Failover/Failure Scenarios for MetroCluster
I’m not going to re-invent the wheel here. These failure scenarios are all pretty self-explanatory and can be found in TR-3788.pdf. There’s far more scenarios in that document but here I’ll cover off some of the most common types.
Scenario: Loss of power to disk shelf
Expected behaviour: Relevant disks for offline and the plex is broken. There’s no disruption to data availability to hosts running HA (VMware High Availability) or FT (Fault Tolerance), no change is detected by the ESXi Server. When the shelf is powered back on the plexes will sync automatically
Impact on data availability: None
Scenario: Loss of one link in one disk loop
Expected behaviour: A notification appears on the controller to advise that disks are only accessible via one switch. There’s no disruption to data availability to hosts running HA or FT, no change is detected by the ESXi Server. When the connection is reset an alert on the controller will advise of connectivity across two switches
Impact on data availability: None
Scenario: Failure and Failback of Storage Controller
Expected behaviour on failover: There’s no disruption to data availability to hosts running HA or FT. No interruption to VMs running on ESXi Server. The partner node reports an outage. There’s a momentary pause in disk activity while the datastore connectivity (iSCSI, NFS, FC) is refreshed as the connection moves via other controller. After takeover has completed normal activity is resumed
Expected behaviour on failback: There’s no disruption to data availability to hosts running HA or FT. No interruption to VMs running on ESXi Server. There’s a momentary pause in disk activity while the datastore connectivity (iSCSI, NFS, FC) is refreshed as the connection is enabled on the controller again. After the giveback has completed normal activity is resumed
Impact on data availability: None
Scenario: Mirrored storage network isolation (Cluster Interconnects down)
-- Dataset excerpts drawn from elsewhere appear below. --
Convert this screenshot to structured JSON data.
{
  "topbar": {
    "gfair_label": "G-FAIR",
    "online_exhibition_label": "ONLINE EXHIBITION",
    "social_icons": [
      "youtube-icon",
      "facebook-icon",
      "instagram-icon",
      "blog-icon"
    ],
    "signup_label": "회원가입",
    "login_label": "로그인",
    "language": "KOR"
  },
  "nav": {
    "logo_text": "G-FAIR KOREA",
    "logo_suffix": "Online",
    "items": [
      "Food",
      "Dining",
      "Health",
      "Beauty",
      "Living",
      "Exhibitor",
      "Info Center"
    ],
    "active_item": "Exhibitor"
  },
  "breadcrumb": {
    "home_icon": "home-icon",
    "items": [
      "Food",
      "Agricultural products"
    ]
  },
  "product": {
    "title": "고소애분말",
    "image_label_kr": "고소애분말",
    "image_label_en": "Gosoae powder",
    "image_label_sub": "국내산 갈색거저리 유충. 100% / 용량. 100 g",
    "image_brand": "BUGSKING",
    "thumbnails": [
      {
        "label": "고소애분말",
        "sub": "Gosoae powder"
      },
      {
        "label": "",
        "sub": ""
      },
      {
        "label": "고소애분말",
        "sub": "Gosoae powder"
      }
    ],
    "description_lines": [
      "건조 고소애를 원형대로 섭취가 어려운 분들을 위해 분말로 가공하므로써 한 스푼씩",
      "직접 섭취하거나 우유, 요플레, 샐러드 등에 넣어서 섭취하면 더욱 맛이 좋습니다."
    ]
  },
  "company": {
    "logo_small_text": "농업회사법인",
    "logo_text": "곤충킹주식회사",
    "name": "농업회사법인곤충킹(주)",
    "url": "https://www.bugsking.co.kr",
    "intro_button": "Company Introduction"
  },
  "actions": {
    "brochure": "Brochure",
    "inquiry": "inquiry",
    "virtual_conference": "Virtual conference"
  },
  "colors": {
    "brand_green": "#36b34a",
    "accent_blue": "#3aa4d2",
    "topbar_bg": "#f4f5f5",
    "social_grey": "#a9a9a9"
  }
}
Expected behaviour: There’s no disruption to data availability to hosts running HA (VMware High Availability) or FT (Fault Tolerance), no change is detected by the ESXi Server. VIA Interconnect is down alert will appear on the controllers
Impact on data availability: None
Scenario: Total ESXi host failure on one site
Expected behaviour: FT VMs move automatically to hosts on remaining site, HA VMs are migrated to secondary site and reboot VMs. When the ESXi hosts come back online the VMs can be migrated manually or it will happen automatically depending on DRS group rules.
Impact on data availability: None
Scenario: Total Network Isolation on ESXi hosts and loss of hard drive
Expected behaviour: The relevant disks go offline and the plex is broken. FT VMs move automatically to hosts on remaining site, HA VMs are migrated to secondary site and reboot VMs. When the ESXi hosts come back online the VMs can be migrated manually or it will happen automatically depending on DRS group rules. When the storage shelves are replaced they will automatically resync the plexes.
Impact on data availability: None
Scenario: Loss of one Fabric Interconnect switch
Expected behaviour: The controller displays a message that some disks are connected via one switch and that the cluster interconnects are down. There’s no change to ESXi servers or VMs. When the switch comes back online the controllers display message that the fabric interconnects are back online.
Impact on data availability: None
Scenario: Failure of entire Data Center
Expected behaviour: Chaos!!! Not really. I would advise that if you’re looking at DR testing or even need to perform a failover to check out another blog series I did regarding MetroCluster failover. If the failure is in Site 1 all ESXi hosts will show as being offline or not responding. VMware HA will kick in and migrate all VMs to the other site. Alerts will appear on the controller in Site 2 that site 1 controller and fabric interconnects are offline and that paths to remote storage is offline. The plexes are broken and the mirrored plex for Site 1 becomes writeable. There is a pause on disk access during the refresh of datastore links. Once a failover is performed it takes some time for the plexes to sync etc. but once it completes the entire environment will be running from ESXi servers in Site 2. All Site 1 ESXi servers will still appear offline
Once the issues in Site 1 have been resolved and the interconnects are back online and remote storage can be reached the plex in Site 2 will automatically resync with its mirrored plex from Site 1. The ESXi hosts will appear back online and VMs will automatically migrate if DRS rules are in place for that, otherwise a manual failover can be done. The mirrored plex for Site 1, running and now owned by Site 2, will need to resync to the primary plex in Site 1. This is a manual command. Next you will now need a giveback command run to make the plex in Site 1 the primary again and enable the mirror once more. N.B. The above scenario can cause the plex numbers to change on resync
Impact on data availability: None
There are also a number of scenarios for rolling failures but I’m not going to go into that here. Really, MetroCluster is designed to handle all types of failures so it’s not a surprised that if it can handle the above scenarios it can also take care of rolling failures.